问题描述

有人可以解释(并可能给出解决方法) docker-compose 的以下行为吗?

Can someone explain (and maybe give a workaround) for the following behavior of docker-compose ?

给定以下文件:

Dockerfile

FROM alpine:3.8

COPY ./entrypoint.sh /entrypoint.sh

ENTRYPOINT [ "/entrypoint.sh" ]

entrypoint.sh

#!/bin/sh

until [ ! -z "$PLOP" ]; do
    echo -n 'enter value here: '
    read PLOP
done

echo "Good ... PLOP is $PLOP"

exit 1

docker-compose.yml

version: '3.7'

services:
  plop:
    tty: true
    stdin_open: true
    image: webofmars/plop:latest

输出如下:

1) ./entrypoint.sh

docker-stdin> ./entrypoint.sh
enter value here:
CASE1
Good ... PLOP is CASE1

看起来好的

2) docker-stdin>docker run -it webofmars/plop

enter value here: CASE2
Good ... PLOP is CASE2

看起来好的

3) docker-stdin>docker-compose run plop

enter value here: CASE3
Good ... PLOP is CASE3

看起来好的

4) docker-stdin>docker-compose up

Recreating docker-stdin_plop_1 ... done
Attaching to docker-stdin_plop_1 (last forever)

对于我的用例来说，这看起来很奇怪并且不太好

Which seems quite odd and NOT OK for my use case

我错过了什么吗?

推荐答案

docker 组合和用户输入在标准输入

这是预期的行为.up 不是交互式的.它可以启动多个容器，所以你不能有一个终端为多个容器打开标准输入.

但是您可以选择使用 docker-compose.

But there is option to you can do with docker-compose.
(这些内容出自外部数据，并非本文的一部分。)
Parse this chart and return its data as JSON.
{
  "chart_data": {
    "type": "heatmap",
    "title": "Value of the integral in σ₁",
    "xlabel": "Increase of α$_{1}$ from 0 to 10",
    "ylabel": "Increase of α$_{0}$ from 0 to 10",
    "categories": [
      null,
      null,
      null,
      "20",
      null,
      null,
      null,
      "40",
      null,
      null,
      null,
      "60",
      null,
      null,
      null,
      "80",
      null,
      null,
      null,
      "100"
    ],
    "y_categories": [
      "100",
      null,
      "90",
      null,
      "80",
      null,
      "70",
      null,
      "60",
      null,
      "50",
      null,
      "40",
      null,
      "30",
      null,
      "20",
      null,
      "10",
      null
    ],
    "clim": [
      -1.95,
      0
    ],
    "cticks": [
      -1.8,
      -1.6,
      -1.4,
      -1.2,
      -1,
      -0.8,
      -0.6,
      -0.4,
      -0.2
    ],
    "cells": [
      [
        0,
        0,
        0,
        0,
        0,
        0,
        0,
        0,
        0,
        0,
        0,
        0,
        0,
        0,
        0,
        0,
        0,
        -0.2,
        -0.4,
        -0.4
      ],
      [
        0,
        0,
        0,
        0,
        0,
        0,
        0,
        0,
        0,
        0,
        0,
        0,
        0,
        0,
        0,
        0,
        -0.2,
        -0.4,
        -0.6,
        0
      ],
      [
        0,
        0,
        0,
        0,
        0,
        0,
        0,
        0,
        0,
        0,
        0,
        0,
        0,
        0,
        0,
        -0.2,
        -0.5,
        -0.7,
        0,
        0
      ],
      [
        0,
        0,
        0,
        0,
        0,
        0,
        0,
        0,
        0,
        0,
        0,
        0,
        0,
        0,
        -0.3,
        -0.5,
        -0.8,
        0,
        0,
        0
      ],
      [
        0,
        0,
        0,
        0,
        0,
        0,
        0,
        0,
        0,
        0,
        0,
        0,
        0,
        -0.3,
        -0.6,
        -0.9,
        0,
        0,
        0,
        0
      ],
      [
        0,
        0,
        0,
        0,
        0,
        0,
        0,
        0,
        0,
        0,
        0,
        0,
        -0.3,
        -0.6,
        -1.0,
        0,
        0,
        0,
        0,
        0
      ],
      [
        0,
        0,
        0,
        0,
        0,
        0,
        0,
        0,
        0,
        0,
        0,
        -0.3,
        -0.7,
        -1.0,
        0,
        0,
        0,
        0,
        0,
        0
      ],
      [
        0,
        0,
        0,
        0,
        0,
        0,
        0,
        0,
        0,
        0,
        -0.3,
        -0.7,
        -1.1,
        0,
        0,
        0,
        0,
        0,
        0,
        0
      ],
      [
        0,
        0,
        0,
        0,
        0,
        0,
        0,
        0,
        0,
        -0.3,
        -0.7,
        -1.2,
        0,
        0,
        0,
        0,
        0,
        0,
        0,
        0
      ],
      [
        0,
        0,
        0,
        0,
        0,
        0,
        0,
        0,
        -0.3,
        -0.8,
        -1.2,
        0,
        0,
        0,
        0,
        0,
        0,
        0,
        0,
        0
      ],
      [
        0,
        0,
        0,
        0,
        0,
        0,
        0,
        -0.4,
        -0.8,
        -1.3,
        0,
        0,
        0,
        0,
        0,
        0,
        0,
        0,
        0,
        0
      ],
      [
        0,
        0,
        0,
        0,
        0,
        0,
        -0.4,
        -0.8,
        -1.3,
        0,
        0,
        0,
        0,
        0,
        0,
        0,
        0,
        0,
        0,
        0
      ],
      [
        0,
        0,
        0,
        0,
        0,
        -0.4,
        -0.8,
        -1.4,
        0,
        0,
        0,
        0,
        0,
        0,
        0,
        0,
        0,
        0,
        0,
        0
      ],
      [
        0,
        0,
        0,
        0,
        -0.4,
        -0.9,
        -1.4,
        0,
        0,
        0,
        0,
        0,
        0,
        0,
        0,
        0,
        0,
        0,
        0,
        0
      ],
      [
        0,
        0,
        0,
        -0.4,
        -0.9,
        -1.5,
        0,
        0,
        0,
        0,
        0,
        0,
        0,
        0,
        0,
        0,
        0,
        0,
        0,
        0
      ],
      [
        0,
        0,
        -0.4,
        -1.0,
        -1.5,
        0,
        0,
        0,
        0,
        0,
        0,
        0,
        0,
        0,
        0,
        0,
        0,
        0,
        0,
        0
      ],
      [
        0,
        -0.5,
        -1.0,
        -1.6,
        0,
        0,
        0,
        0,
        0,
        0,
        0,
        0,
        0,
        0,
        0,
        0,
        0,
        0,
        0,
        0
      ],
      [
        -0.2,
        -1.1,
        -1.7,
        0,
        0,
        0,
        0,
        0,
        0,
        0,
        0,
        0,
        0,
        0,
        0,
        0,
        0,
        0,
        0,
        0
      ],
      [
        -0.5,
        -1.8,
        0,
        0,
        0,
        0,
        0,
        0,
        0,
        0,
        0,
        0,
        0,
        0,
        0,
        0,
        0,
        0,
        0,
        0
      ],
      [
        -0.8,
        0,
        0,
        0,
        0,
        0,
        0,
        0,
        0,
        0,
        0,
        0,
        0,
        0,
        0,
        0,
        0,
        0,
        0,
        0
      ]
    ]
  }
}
附加在不同的窗口，当你启动 docker-compose up 时，你可以添加 -d 参数，它会在后台启动那个 docker.

Attach in different window, when you start with docker-compose up, you can add -d parameter and it will start that docker in background.

docker-compose up -d

然后只需附加该泊坞窗并输入值

Then just attach that docker and enter value

docker attach play_001_plop_1

单行命令:

docker-compose up -d && docker attach play_001_plop_1

这篇关于docker-compose up 和用户在标准输入上的输入的文章就介绍到这了，希望我们推荐的答案对大家有所帮助，也希望大家多多支持！